No one wants to see a business fail.

That’s why there are always options available to businesses. However, the longer a company holds off on making a decision, the more the business and its available options will deteriorate.

If companies and businesses can act early enough, their options include informal arrangements and advice, voluntary administration, and new restructuring reforms for small businesses.

With the availability of these options and the right people involved, there is no reason why a financially distressed small business cannot survive the challenging times and thrive in the future. All companies experience some form of distress from time to time and often at no fault of their own. The ones that survive focus on cash, seek appropriate advice from trusted advisors at the right time and act further on it.

How Might A Business Survive Financial Distress

Using the voluntary administration process as a restructuring tool allowed Tuchuzy (a well-known retailer in Bondi) to successfully deal with legacy creditors, refocus on high margin product lines, and ultimately, the company continued to trade profitably.

The key to Tuchuzy’s restructure was a ‘light touch’ administration to minimise costs and disruption to the business and closely working alongside the director to ensure the proposal submitted to her creditors would be acceptable than an immediate winding up scenario (of which it was).

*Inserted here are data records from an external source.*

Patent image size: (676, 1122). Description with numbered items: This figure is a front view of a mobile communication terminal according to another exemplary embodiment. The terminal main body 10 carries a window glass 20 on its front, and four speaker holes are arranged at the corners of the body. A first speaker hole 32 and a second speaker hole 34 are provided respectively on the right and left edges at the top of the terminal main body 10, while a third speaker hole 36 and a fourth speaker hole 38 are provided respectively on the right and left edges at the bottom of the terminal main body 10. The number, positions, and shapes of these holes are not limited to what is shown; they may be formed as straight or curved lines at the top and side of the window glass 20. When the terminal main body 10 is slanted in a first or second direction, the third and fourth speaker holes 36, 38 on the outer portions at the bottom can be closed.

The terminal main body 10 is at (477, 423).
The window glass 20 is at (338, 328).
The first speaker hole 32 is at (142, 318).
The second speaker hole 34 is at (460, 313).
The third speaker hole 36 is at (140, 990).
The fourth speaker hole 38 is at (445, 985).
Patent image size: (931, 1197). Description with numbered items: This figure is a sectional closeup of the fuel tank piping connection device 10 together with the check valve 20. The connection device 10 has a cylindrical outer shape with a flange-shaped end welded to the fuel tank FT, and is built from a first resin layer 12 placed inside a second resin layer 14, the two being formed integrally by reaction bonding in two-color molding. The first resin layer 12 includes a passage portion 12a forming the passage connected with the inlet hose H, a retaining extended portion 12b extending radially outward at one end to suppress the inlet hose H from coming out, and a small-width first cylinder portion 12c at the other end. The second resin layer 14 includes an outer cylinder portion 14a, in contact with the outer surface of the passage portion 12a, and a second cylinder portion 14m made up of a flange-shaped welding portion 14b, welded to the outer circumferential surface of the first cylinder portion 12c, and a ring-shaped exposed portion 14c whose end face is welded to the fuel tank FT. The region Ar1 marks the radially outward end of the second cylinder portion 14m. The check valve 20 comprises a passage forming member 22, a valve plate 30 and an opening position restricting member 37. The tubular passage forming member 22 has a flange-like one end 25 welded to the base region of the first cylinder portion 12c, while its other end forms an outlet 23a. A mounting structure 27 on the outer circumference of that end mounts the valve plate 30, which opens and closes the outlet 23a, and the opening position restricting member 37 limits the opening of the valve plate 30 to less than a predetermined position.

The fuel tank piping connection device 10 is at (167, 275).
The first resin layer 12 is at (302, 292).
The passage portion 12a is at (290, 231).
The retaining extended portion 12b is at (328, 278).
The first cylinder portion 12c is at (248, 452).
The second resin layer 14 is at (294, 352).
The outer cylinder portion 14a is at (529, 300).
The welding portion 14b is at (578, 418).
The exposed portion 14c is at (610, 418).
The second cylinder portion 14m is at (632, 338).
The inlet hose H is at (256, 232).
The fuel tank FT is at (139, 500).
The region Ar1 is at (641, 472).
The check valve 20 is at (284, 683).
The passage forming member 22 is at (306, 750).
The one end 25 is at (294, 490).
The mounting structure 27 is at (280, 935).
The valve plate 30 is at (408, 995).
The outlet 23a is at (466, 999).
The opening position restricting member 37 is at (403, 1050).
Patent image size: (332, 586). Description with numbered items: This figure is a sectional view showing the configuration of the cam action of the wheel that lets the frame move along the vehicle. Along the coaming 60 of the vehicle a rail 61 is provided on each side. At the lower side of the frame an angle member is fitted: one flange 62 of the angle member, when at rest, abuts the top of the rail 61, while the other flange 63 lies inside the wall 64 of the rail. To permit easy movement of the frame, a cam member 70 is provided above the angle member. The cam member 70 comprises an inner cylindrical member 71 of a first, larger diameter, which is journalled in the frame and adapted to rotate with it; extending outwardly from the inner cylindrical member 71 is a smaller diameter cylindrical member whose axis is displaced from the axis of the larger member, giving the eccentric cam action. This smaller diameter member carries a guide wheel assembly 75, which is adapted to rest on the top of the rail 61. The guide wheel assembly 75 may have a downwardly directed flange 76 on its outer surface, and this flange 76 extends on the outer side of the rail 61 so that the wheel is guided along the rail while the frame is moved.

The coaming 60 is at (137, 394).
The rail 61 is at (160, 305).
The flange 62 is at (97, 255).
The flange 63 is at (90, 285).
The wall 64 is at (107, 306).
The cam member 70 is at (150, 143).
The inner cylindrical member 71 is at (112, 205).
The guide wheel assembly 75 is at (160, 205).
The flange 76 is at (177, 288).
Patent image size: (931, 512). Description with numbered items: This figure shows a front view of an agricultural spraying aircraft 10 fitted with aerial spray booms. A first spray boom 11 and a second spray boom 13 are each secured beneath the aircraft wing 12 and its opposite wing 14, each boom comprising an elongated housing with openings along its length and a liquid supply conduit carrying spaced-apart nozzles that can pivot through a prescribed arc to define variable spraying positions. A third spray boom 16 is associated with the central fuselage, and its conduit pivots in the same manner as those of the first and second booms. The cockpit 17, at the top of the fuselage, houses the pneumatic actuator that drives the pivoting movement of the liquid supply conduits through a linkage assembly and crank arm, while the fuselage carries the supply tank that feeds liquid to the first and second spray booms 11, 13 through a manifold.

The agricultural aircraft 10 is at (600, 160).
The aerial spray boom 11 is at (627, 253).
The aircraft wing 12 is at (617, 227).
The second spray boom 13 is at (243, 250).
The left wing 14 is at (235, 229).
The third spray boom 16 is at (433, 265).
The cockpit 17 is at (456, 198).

There is a lot of flexibility and breathing space afforded in the voluntary administration process.

The administrator can quickly reset the cost base by exiting unprofitable stores, reducing the workforce, and focusing on only buying and selling favourable margin products.

Even when a liquidation becomes necessary, the process can be reasonably quick, fair and transparent if run properly.

The secret is to overcome the general stigma accompanying restructures and approach restructuring experts early who will ‘unemotionally’ explain each available option and provide an impartial recommendation that aligns best with the individual circumstances.

What Do The New Small Business Restructuring Reforms Mean For You?

For a business with few creditors and a single location, the process of voluntary administration can be expensive and unnecessary.

Indeed, voluntary administration is often not appropriate for many small businesses due to associated financial costs and the hurdle accompanying a director relinquishing control.

The government has responded to this critique and offered an alternative. This alternative comes at a perfect time as directors are, once again, exposed to personal liability for insolvent trading.

The new small business restructuring (SBR) reforms offer a lower cost and far simplified restructure process, critical for small businesses to continue to trade after government assistance such as JobKeeper ceased in March 2021. The reforms add an essential new path that will assist many retailers.

Though there have been only a handful of SBRs to date, and their effectiveness to save businesses is yet to be appropriately evaluated, it is an option to explore in the right circumstances.

Critical Questions Your Business Should Be Asking

The COVID-19 crisis has put a severe strain on many previously successful businesses. Though the government and many advisors are attempting to ensure that they do not collapse, directors and business owners need to be proactive and engage early for them to work.

Often businesses approach liquidators and advisors at the point where their financial problems have become insurmountable, and a liquidation/shutdown is often the only option left. The timing of coming and asking for help can be the difference between a shutdown and the continuation of trading.

With proper preparation and an effective plan that considers all stakeholders, any business should be able to restructure and continue to trade.

If your answer to any of the below questions is yes, you should seek immediate advice from a trusted restructuring advisor.

  1. Am I currently losing money?
  2. Am I finding it hard to pay bills on time?
  3. Have I got old debts that I am finding hard to pay down?
  4. Do I need some breathing space?
  5. Do I have my ‘head in the sand’?